James Allen

Dr. James AllenTitle

Development of Culturally Grounded Measures: Case Studies of Indigenous Youth Suicide Prevention

November 5, 2019 (Tuesday), 11:00 a.m.-12:30 p.m. CST

Abstract

Suicide is the leading cause of death among Alaska Native youth, making prevention a primary health research priority. Alaska Native communities have responded with grass-roots initiatives using local Indigenous frameworks to build resilience and promote well-being through cultural strengths. These efforts are rarely evaluated, and there is critical need to adapt measures to allow study of these strengths-based, culturally grounded suicide prevention efforts.

This presentation will describe our efforts to adapt the Family Environment Scale and the Reasons for Living Scale as case studies in use of a collaborative, sequential-iterative measurement development process. This process required us to rewrite every item for local comprehension and relevance, to author new item content on the Family Environment Scale, and to engage in significant construct elaboration of the Reasons for Living Scale in response to community priorities and cultural distinctiveness. The result was the development of two essentially new scales, the Family Relationship Dimension (FRD) scale and the Reasons for Life (RFL) scale, both of which assess protective factors from suicide for rural Yup’ik Alaska Native youth. Emergent scientific considerations and ethical concerns and resulting psychometric operating characteristics, internal structure, and external validity of both measures will be explored.

Bio

James Allen, PhD, is Professor in the Department of Family Medicine and Biobehavioral Health and the Memory Keepers Medical Discovery Team for Rural and American Indian Health Equity at the University of Minnesota Medical School, Duluth campus.
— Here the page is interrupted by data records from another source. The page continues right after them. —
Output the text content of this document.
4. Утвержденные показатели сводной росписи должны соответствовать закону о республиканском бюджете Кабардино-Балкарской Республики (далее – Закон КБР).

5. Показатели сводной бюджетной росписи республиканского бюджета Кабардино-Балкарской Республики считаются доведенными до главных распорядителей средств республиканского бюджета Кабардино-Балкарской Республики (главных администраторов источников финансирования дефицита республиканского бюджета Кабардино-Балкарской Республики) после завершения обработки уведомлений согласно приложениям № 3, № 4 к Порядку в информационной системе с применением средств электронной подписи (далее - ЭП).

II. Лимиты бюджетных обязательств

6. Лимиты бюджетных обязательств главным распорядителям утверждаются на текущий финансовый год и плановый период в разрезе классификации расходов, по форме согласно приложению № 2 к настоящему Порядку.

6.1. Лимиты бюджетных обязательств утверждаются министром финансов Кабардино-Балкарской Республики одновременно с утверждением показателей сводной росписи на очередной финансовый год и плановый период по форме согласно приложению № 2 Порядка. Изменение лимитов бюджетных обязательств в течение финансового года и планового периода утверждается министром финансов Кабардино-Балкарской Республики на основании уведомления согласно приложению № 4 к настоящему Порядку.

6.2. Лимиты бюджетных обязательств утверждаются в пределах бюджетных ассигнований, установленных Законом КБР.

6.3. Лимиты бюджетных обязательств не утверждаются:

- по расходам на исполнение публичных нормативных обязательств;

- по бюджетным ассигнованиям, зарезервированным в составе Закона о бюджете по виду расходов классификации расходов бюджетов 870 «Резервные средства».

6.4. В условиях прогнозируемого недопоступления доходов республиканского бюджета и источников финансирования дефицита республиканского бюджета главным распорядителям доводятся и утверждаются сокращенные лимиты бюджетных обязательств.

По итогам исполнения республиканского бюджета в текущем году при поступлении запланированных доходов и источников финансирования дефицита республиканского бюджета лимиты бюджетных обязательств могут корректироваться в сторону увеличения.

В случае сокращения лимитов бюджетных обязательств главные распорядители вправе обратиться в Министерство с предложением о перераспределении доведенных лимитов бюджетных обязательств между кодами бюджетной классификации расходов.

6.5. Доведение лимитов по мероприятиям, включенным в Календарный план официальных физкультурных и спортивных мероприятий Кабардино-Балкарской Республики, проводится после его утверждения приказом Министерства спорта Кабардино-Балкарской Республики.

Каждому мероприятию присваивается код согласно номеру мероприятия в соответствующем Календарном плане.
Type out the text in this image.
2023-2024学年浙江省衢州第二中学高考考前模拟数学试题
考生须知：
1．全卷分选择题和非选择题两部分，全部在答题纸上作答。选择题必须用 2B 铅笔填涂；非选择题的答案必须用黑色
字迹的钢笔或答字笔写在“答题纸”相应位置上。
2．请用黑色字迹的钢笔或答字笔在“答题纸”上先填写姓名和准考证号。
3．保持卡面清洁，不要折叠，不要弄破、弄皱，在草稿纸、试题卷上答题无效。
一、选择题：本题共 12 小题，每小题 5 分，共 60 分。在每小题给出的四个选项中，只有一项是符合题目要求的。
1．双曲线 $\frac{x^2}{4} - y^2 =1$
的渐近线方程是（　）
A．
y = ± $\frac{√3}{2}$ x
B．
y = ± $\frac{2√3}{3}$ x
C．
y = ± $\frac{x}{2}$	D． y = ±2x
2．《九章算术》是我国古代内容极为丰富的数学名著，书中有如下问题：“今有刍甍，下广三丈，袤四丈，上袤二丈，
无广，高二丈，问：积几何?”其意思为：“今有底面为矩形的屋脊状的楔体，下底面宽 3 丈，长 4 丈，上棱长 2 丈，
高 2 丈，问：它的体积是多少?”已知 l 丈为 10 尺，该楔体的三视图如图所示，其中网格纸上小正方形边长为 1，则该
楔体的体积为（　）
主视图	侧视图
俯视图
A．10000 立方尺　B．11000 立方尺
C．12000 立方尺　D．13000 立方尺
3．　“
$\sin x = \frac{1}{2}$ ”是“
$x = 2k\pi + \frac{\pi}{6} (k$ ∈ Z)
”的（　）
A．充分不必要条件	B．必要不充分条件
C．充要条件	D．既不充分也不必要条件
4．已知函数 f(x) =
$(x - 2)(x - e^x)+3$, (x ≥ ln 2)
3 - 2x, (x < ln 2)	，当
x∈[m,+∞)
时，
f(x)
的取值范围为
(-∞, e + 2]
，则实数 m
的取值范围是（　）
For over 25 years, he has collaborated in studies exploring the effectiveness of culturally grounded prevention strategies for suicide and substance use. This research focuses on community-level resilience, culture and health, and collaborative research models, sometimes called community-based participatory research. For over two decades, Allen has worked with a university team as part of Alaska Native community partnerships to discover Alaska Native pathways to well-being. The team is now testing a strengths-based cultural intervention through studies funded by National Institute on Alcohol Abuse and Alcoholism (NIAAA), National Institute on Minority Health and Health Disparities (NIMHD), and National Institute of Mental Health (NIMH). Allen also collaborates with the NIMH/NIMHD Alaska Native Collaborative Hub for Research on Resilience (ANCHRR) to discover grassroots Alaska Native youth suicide prevention efforts and to conduct the Alaska Native Community Resilience Study (ANCRS). He also works with a series of projects of the Northwest Indian College (NWIC) Native American Research Center for Health (NARCH) exploring cultural and spiritual factors in recovery from opioid addiction in Pacific Northwest and Northern Minnesota tribal communities. Completed work includes contributions to a collaborative NSF project describing resilience strategies of circumpolar Indigenous youth and a National Institute of Neurological Disorders and Stroke (NINDS)-funded study on epidemiology of stroke and vascular risk among Alaska Native people. While a Fulbright scholar at the University of Oslo, Allen developed ongoing research interests in the experience of international refugees.

LEARNING OBJECTIVES
  1. Develop appreciation of need for culturally grounded, strengths-based measures.

  2. Identify utility of a sequential-iterative approach to collaborative measurement development.

  3. Differentiate goals of maximizing sensitivity to change versus construct mapping for measures of intervention impact.

  4. Identify the importance of cultural understandings of phenomena of interest in measurement adaptation and development.